A three-judge Bench of the Supreme Court of India, headed by Chief Justice (CJI) Surya Kant, sent a strong message to instant messaging platform WhatsApp and its parent company Meta Platforms during hearings on their data-sharing practices on Tuesday.
At one point, the CJI compared the sharing of personal information to “a decent way of committing theft,” adding, “By now you must have taken away millions of bytes of data.”
The Bench also made its position unambiguous: “We will not allow you to share a single word of people’s personal data… You have to give an undertaking or we will impose very strict conditions.”
How the controversy began
The dispute traces back to WhatsApp’s 2021 privacy policy update, which informed users that data could be shared with other Meta-owned companies for purposes such as operating and improving services.
Users were left with a stark choice -- accept the updated policy or stop using WhatsApp. There was no practical way to remain on the platform while refusing data sharing.
The Competition Commission of India (CCI) later said that this “take-it-or-leave-it” approach amounted to abuse of market dominance and imposed a penalty of Rs 213.14 crore.
What judges questioned in court
Justice Joymalya Bagchi described the consent taken from users as “manufactured,” pointing out that every piece of data -- private or otherwise -- carries value.
He observed, “The DPDP Act only addresses privacy. We would like to examine the rent-sharing of data. Behavioural trends and tendencies can be utilised and monetised.”
CJI Kant questioned the idea of genuine consent: “What is the choice for consumers? They are told to either walk out of WhatsApp or share their data… Where is the question of ‘opt out’? In actuality, there is no such option.”
He also asked whether ordinary users could realistically understand the policy: “Will the domestic help at your houses understand this policy? You cannot take advantage of these millions of silent consumers who have no voice.”
What WhatsApp and Meta argued
Senior advocates representing the companies maintained that users could opt out of data sharing, that prior consent was central, and that personal messages remain end-to-end encrypted.

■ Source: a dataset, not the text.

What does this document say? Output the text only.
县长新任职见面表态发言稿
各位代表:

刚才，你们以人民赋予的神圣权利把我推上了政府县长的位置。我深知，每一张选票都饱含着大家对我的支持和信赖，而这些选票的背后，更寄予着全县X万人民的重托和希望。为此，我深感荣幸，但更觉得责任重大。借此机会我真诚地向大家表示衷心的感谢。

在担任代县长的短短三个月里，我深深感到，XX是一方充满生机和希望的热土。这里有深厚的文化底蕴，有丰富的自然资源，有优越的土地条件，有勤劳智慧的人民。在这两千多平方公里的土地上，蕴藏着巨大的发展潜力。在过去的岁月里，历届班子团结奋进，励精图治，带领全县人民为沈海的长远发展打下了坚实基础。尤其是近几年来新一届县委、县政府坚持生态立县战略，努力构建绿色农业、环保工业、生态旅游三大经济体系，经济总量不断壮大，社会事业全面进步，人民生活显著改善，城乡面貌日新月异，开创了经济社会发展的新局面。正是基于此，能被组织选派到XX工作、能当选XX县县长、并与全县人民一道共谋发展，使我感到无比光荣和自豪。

One argument was that the service is free and users do not pay money for it.
The Bench appeared unconvinced. When counsel suggested users could opt out, the CJI responded, “What ‘opt out’? Then you opt out of the country.”
Case background and current status
Meta and WhatsApp have challenged an order of the National Company Law Appellate Tribunal (NCLAT), which upheld the Rs 213.14 crore penalty while setting aside a five-year bar on data sharing.

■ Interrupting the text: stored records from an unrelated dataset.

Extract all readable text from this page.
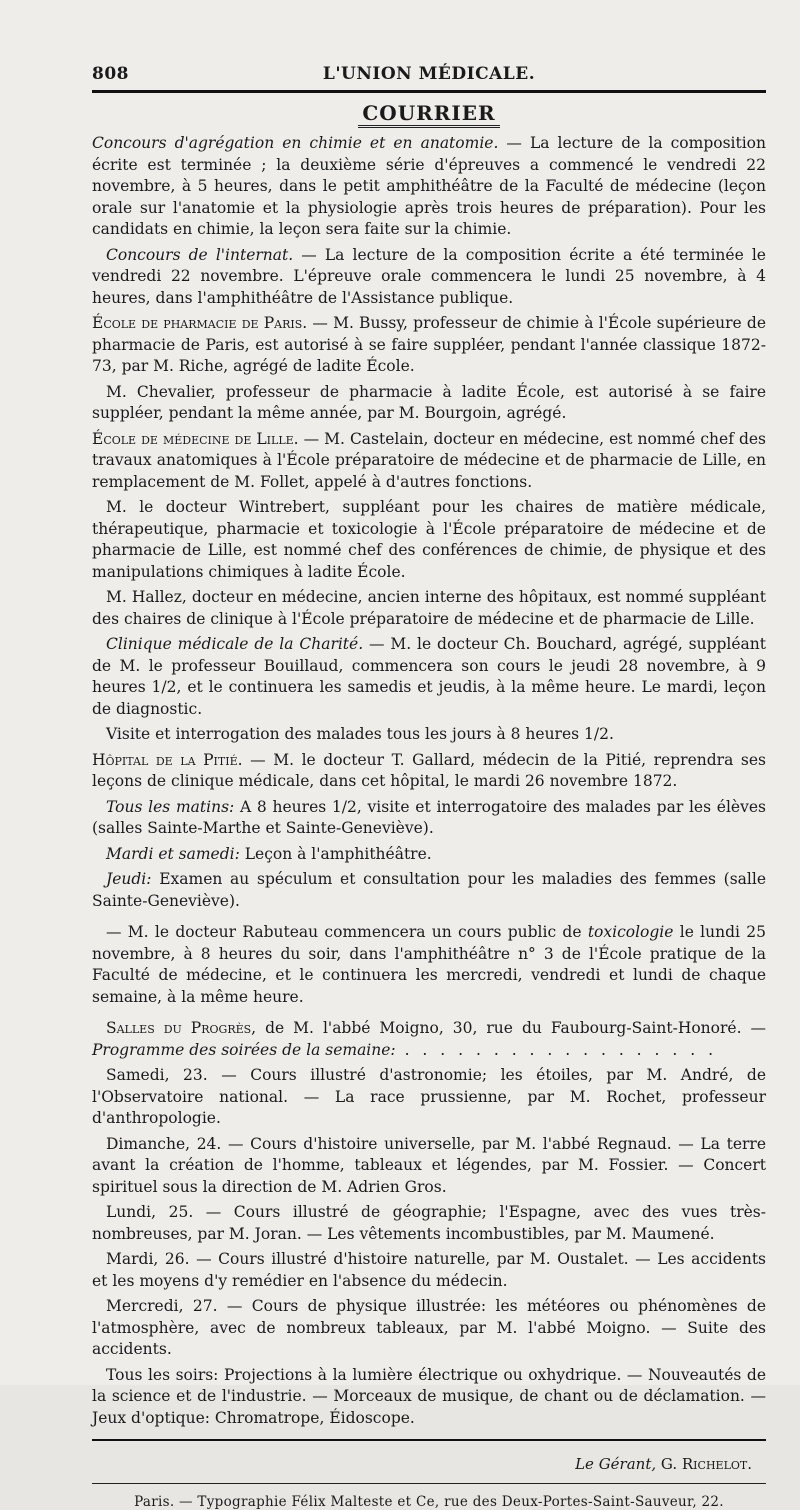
808	L'UNION MÉDICALE.
COURRIER

Concours d'agrégation en chimie et en anatomie. — La lecture de la composition écrite est terminée ; la deuxième série d'épreuves a commencé le vendredi 22 novembre, à 5 heures, dans le petit amphithéâtre de la Faculté de médecine (leçon orale sur l'anatomie et la physiologie après trois heures de préparation). Pour les candidats en chimie, la leçon sera faite sur la chimie.

Concours de l'internat. — La lecture de la composition écrite a été terminée le vendredi 22 novembre. L'épreuve orale commencera le lundi 25 novembre, à 4 heures, dans l'amphithéâtre de l'Assistance publique.

École de pharmacie de Paris. — M. Bussy, professeur de chimie à l'École supérieure de pharmacie de Paris, est autorisé à se faire suppléer, pendant l'année classique 1872-73, par M. Riche, agrégé de ladite École.

M. Chevalier, professeur de pharmacie à ladite École, est autorisé à se faire suppléer, pendant la même année, par M. Bourgoin, agrégé.

École de médecine de Lille. — M. Castelain, docteur en médecine, est nommé chef des travaux anatomiques à l'École préparatoire de médecine et de pharmacie de Lille, en remplacement de M. Follet, appelé à d'autres fonctions.

M. le docteur Wintrebert, suppléant pour les chaires de matière médicale, thérapeutique, pharmacie et toxicologie à l'École préparatoire de médecine et de pharmacie de Lille, est nommé chef des conférences de chimie, de physique et des manipulations chimiques à ladite École.

M. Hallez, docteur en médecine, ancien interne des hôpitaux, est nommé suppléant des chaires de clinique à l'École préparatoire de médecine et de pharmacie de Lille.

Clinique médicale de la Charité. — M. le docteur Ch. Bouchard, agrégé, suppléant de M. le professeur Bouillaud, commencera son cours le jeudi 28 novembre, à 9 heures 1/2, et le continuera les samedis et jeudis, à la même heure. Le mardi, leçon de diagnostic.

Visite et interrogation des malades tous les jours à 8 heures 1/2.

Hôpital de la Pitié. — M. le docteur T. Gallard, médecin de la Pitié, reprendra ses leçons de clinique médicale, dans cet hôpital, le mardi 26 novembre 1872.

Tous les matins: A 8 heures 1/2, visite et interrogatoire des malades par les élèves (salles Sainte-Marthe et Sainte-Geneviève).

Mardi et samedi: Leçon à l'amphithéâtre.

Jeudi: Examen au spéculum et consultation pour les maladies des femmes (salle Sainte-Geneviève).

— M. le docteur Rabuteau commencera un cours public de toxicologie le lundi 25 novembre, à 8 heures du soir, dans l'amphithéâtre n° 3 de l'École pratique de la Faculté de médecine, et le continuera les mercredi, vendredi et lundi de chaque semaine, à la même heure.

Salles du Progrès, de M. l'abbé Moigno, 30, rue du Faubourg-Saint-Honoré. — Programme des soirées de la semaine: . . . . . . . . . . . . . . . . . .

Samedi, 23. — Cours illustré d'astronomie; les étoiles, par M. André, de l'Observatoire national. — La race prussienne, par M. Rochet, professeur d'anthropologie.

Dimanche, 24. — Cours d'histoire universelle, par M. l'abbé Regnaud. — La terre avant la création de l'homme, tableaux et légendes, par M. Fossier. — Concert spirituel sous la direction de M. Adrien Gros.

Lundi, 25. — Cours illustré de géographie; l'Espagne, avec des vues très-nombreuses, par M. Joran. — Les vêtements incombustibles, par M. Maumené.

Mardi, 26. — Cours illustré d'histoire naturelle, par M. Oustalet. — Les accidents et les moyens d'y remédier en l'absence du médecin.

Mercredi, 27. — Cours de physique illustrée: les météores ou phénomènes de l'atmosphère, avec de nombreux tableaux, par M. l'abbé Moigno. — Suite des accidents.

Tous les soirs: Projections à la lumière électrique ou oxhydrique. — Nouveautés de la science et de l'industrie. — Morceaux de musique, de chant ou de déclamation. — Jeux d'optique: Chromatrope, Éidoscope.

Le Gérant, G. Richelot.
Paris. — Typographie Félix Malteste et Ce, rue des Deux-Portes-Saint-Sauveur, 22.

The Supreme Court has now asked both companies to file an affidavit giving a clear assurance that they will not share user data. The matter has been listed for interim directions on February 9.
The Bench warned that failure to give such an undertaking could result in dismissal of their appeals.
What the law says
India’s Digital Personal Data Protection (DPDP) Act, 2023 primarily focuses on privacy protection. Judges indicated that while privacy is covered, questions remain about commercial exploitation and value extraction from user data.

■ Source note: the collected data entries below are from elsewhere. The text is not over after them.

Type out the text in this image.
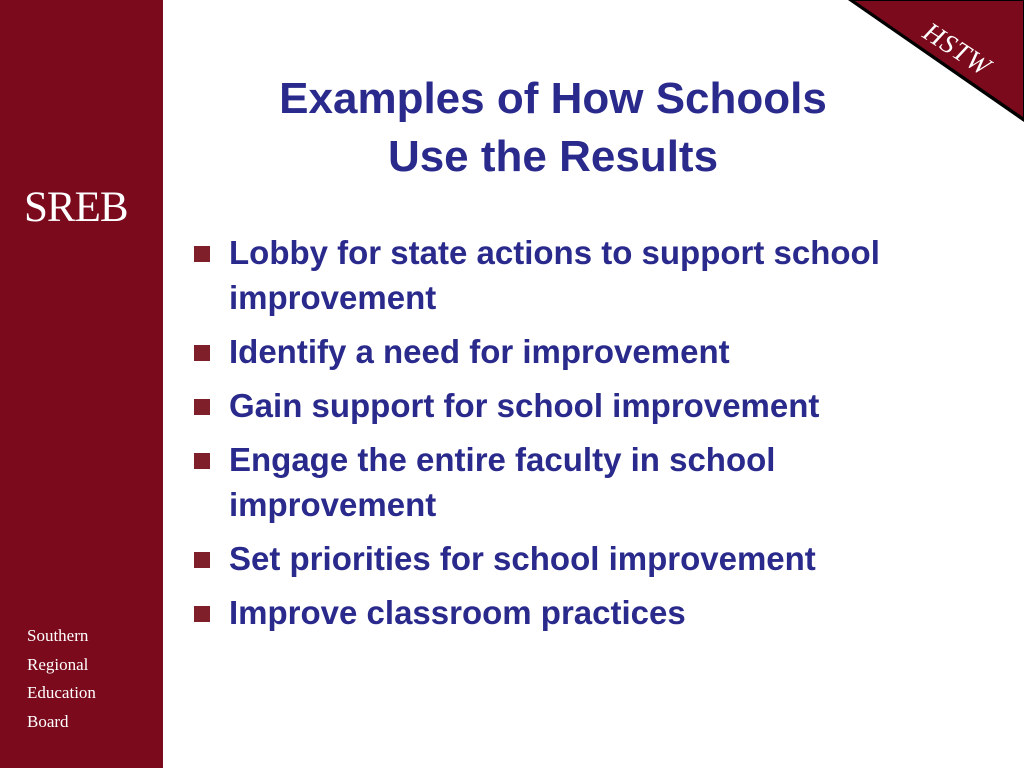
SREB
Southern
Regional
Education
Board
HSTW
Examples of How Schools
Use the Results
Lobby for state actions to support school improvement
Identify a need for improvement
Gain support for school improvement
Engage the entire faculty in school improvement
Set priorities for school improvement
Improve classroom practices
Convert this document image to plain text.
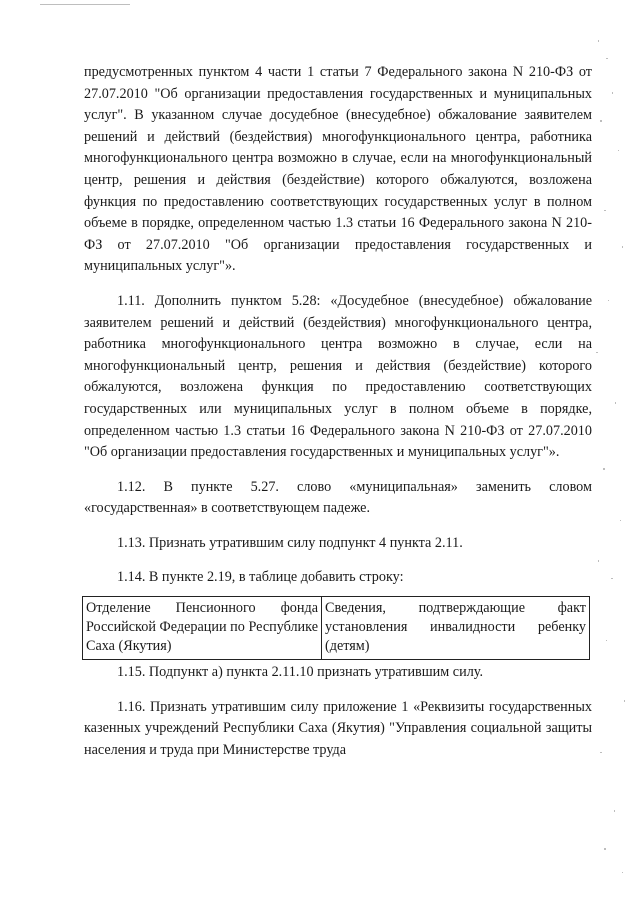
предусмотренных пунктом 4 части 1 статьи 7 Федерального закона N 210-ФЗ от 27.07.2010 "Об организации предоставления государственных и муниципальных услуг". В указанном случае досудебное (внесудебное) обжалование заявителем решений и действий (бездействия) многофункционального центра, работника многофункционального центра возможно в случае, если на многофункциональный центр, решения и действия (бездействие) которого обжалуются, возложена функция по предоставлению соответствующих государственных услуг в полном объеме в порядке, определенном частью 1.3 статьи 16 Федерального закона N 210-ФЗ от 27.07.2010 "Об организации предоставления государственных и муниципальных услуг"».

1.11. Дополнить пунктом 5.28: «Досудебное (внесудебное) обжалование заявителем решений и действий (бездействия) многофункционального центра, работника многофункционального центра возможно в случае, если на многофункциональный центр, решения и действия (бездействие) которого обжалуются, возложена функция по предоставлению соответствующих государственных или муниципальных услуг в полном объеме в порядке, определенном частью 1.3 статьи 16 Федерального закона N 210-ФЗ от 27.07.2010 "Об организации предоставления государственных и муниципальных услуг"».

1.12. В пункте 5.27. слово «муниципальная» заменить словом «государственная» в соответствующем падеже.

1.13. Признать утратившим силу подпункт 4 пункта 2.11.

1.14. В пункте 2.19, в таблице добавить строку:

Отделение Пенсионного фонда Российской Федерации по Республике Саха (Якутия)	Сведения, подтверждающие факт установления инвалидности ребенку (детям)

1.15. Подпункт а) пункта 2.11.10 признать утратившим силу.

1.16. Признать утратившим силу приложение 1 «Реквизиты государственных казенных учреждений Республики Саха (Якутия) "Управления социальной защиты населения и труда при Министерстве труда
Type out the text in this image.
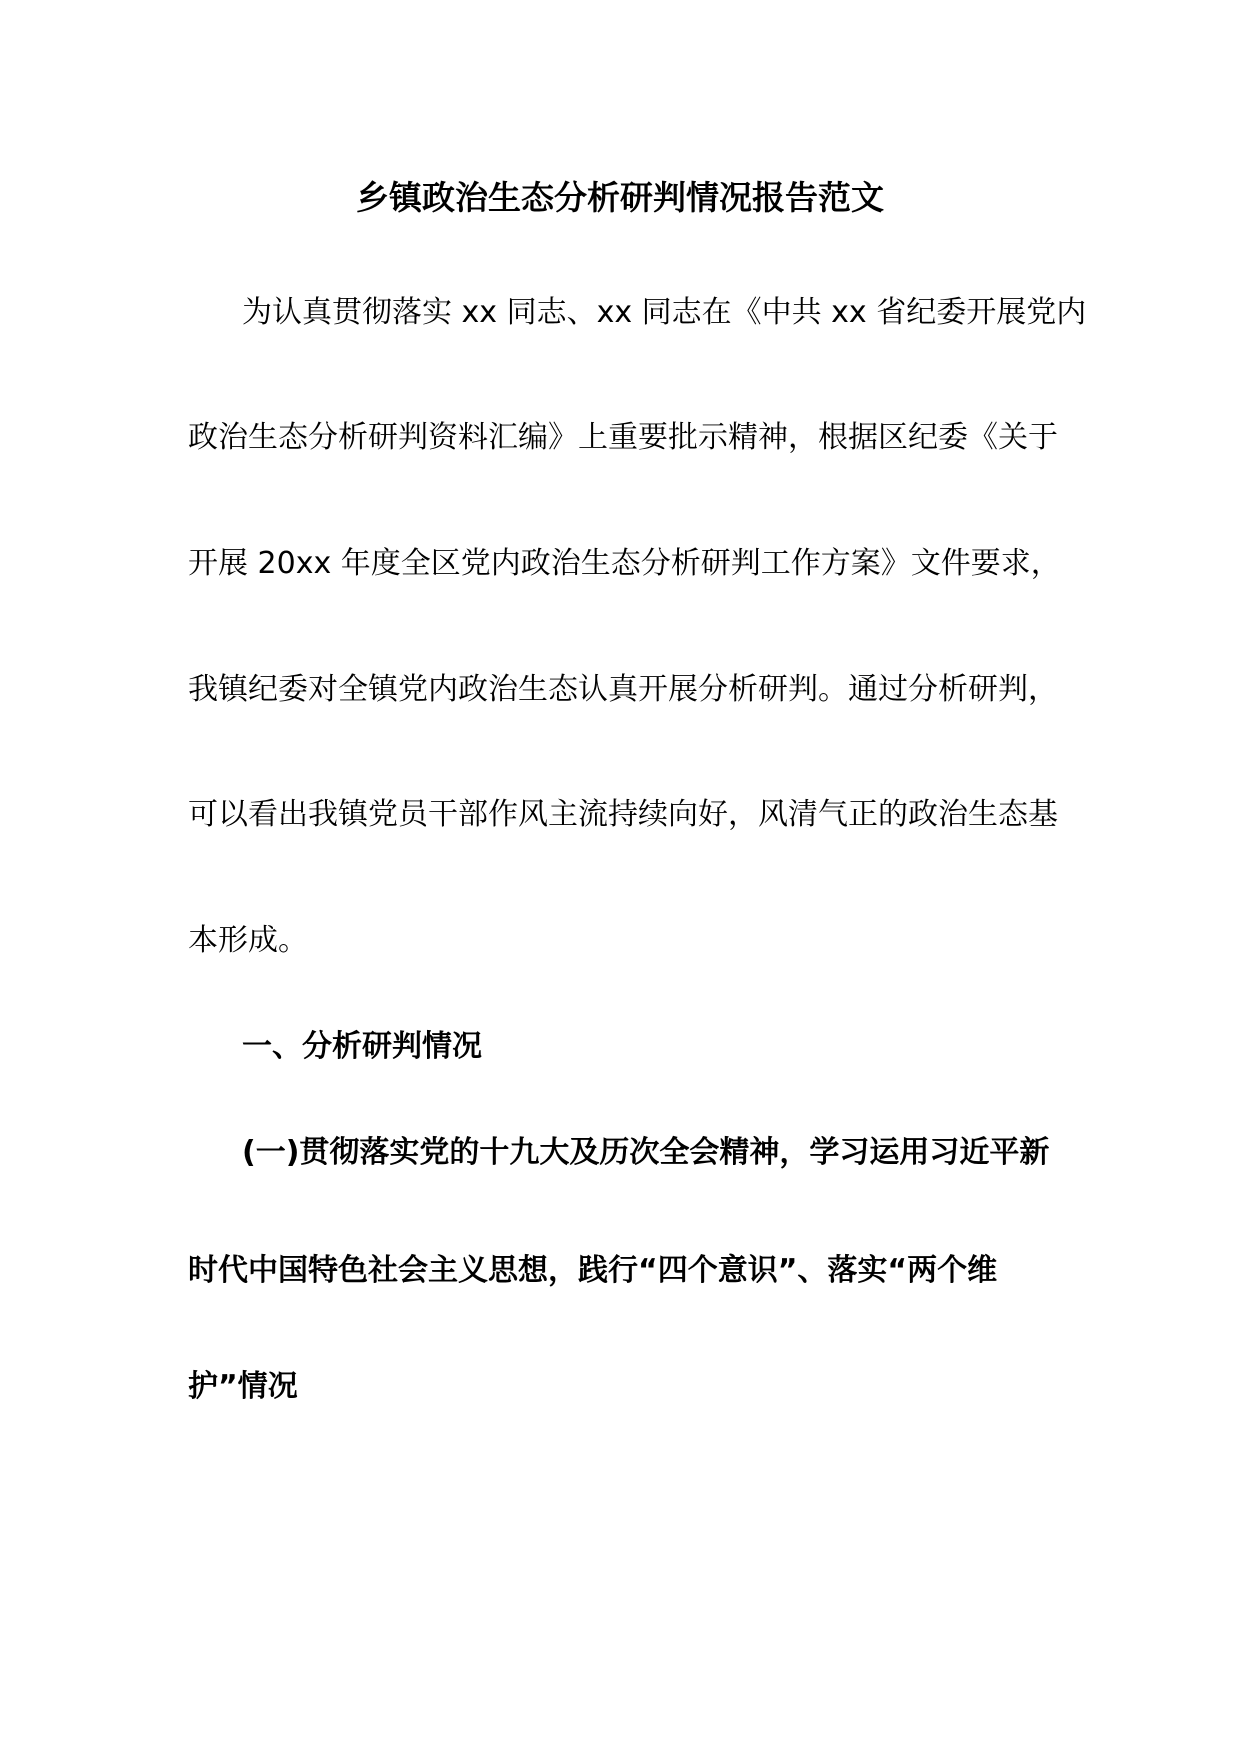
乡镇政治生态分析研判情况报告范文
为认真贯彻落实 xx 同志、xx 同志在《中共 xx 省纪委开展党内
政治生态分析研判资料汇编》上重要批示精神，根据区纪委《关于
开展 20xx 年度全区党内政治生态分析研判工作方案》文件要求，
我镇纪委对全镇党内政治生态认真开展分析研判。通过分析研判，
可以看出我镇党员干部作风主流持续向好，风清气正的政治生态基
本形成。
一、分析研判情况
(一)贯彻落实党的十九大及历次全会精神，学习运用习近平新
时代中国特色社会主义思想，践行“四个意识”、落实“两个维
护”情况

The court also noted that some foreign jurisdictions impose heavy damages or even taxes on data sharing, and that India may need deeper scrutiny of digital platforms.
What WhatsApp may have to do
Will WhatsApp have to leave India?
An exit appears unlikely. India is WhatsApp’s largest market, and the court’s remarks are best seen as pressure to enforce compliance rather than an eviction order.
The broader message is that any company operating in India must respect constitutional values, especially the right to privacy.